Eine endgültige Entscheidung über die Gestalt einer neuen steuerlichen Wohneigentumsförderung ist noch nicht gefallen. Die Bundesregierung hat jedoch Eckwerte als Grundlage eines eigenen Gesetzentwurfes erarbeitet, der zur Beratung im Bundestag und Bundesrat ansteht.

Am 13. Juni 1995 veranstaltete die Friedrich-Ebert-Stiftung in Mainz eine Fachkonferenz mit dem Titel "Reform der Wohneigentumsförderung", auf der sich Akteuren und Betroffenen die Gelegenheit bot, die verschiedenen Reformmodelle zur steuerlichen Wohneigentumsförderung auf ihre Problemadäquanz hin zu überprüfen, miteinander zu vergleichen und zu bewerten.

Hierbei wurde auch auf grundsätzliche Fragen eingegangen, wie auf die, welche Förderung ökonomisch effizienter ist und mehr zur Ausweitung des Wohnungsangebotes beiträgt: Die Förderung des Wohneigentums oder die Förderung des Mietwohnungsbaus als ihrem engstem Substitut? Darüber hinaus befaßte sich die Konferenz auch mit einem speziellen Aspekt, der bislang weitgehend in der Reformdiskussion ausgeblendet wurde, nämlich der Benachteilung von genossenschaftlicher Wohneigentumsbildung im steuerlichen Förderrecht. Die SPD- Fraktion im Bundestag hält eine Gleichstellung mit der individuellen Wohneigentumsbildung für zwingend geboten und hat einen entsprechenden Antrag ins Parlament eingebracht.

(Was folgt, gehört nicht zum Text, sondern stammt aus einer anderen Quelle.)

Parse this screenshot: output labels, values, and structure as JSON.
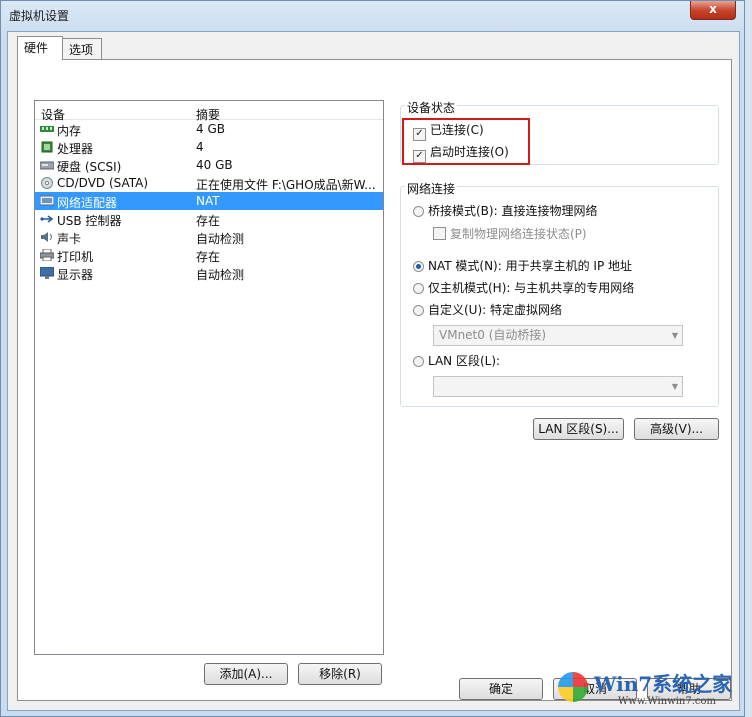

Neben der Neugestaltung der steuerlichen Wohneigentumsförderung umfaßt die derzeitige Reformdiskussion auch die Bedeutung und die Fortentwicklung der nicht-steuerlichen, direkten Förderinstrumente, die auf der Fachkonferenz ebenfalls auf dem Prüfstand standen. Hierbei geht es zum einen um die Förderung von Wohneigentum im Rahmen des sozialen Wohnungsbaus, zum anderen um Verbesserungen der Bedingungen auf den Märkten für Baurechte und Bauland.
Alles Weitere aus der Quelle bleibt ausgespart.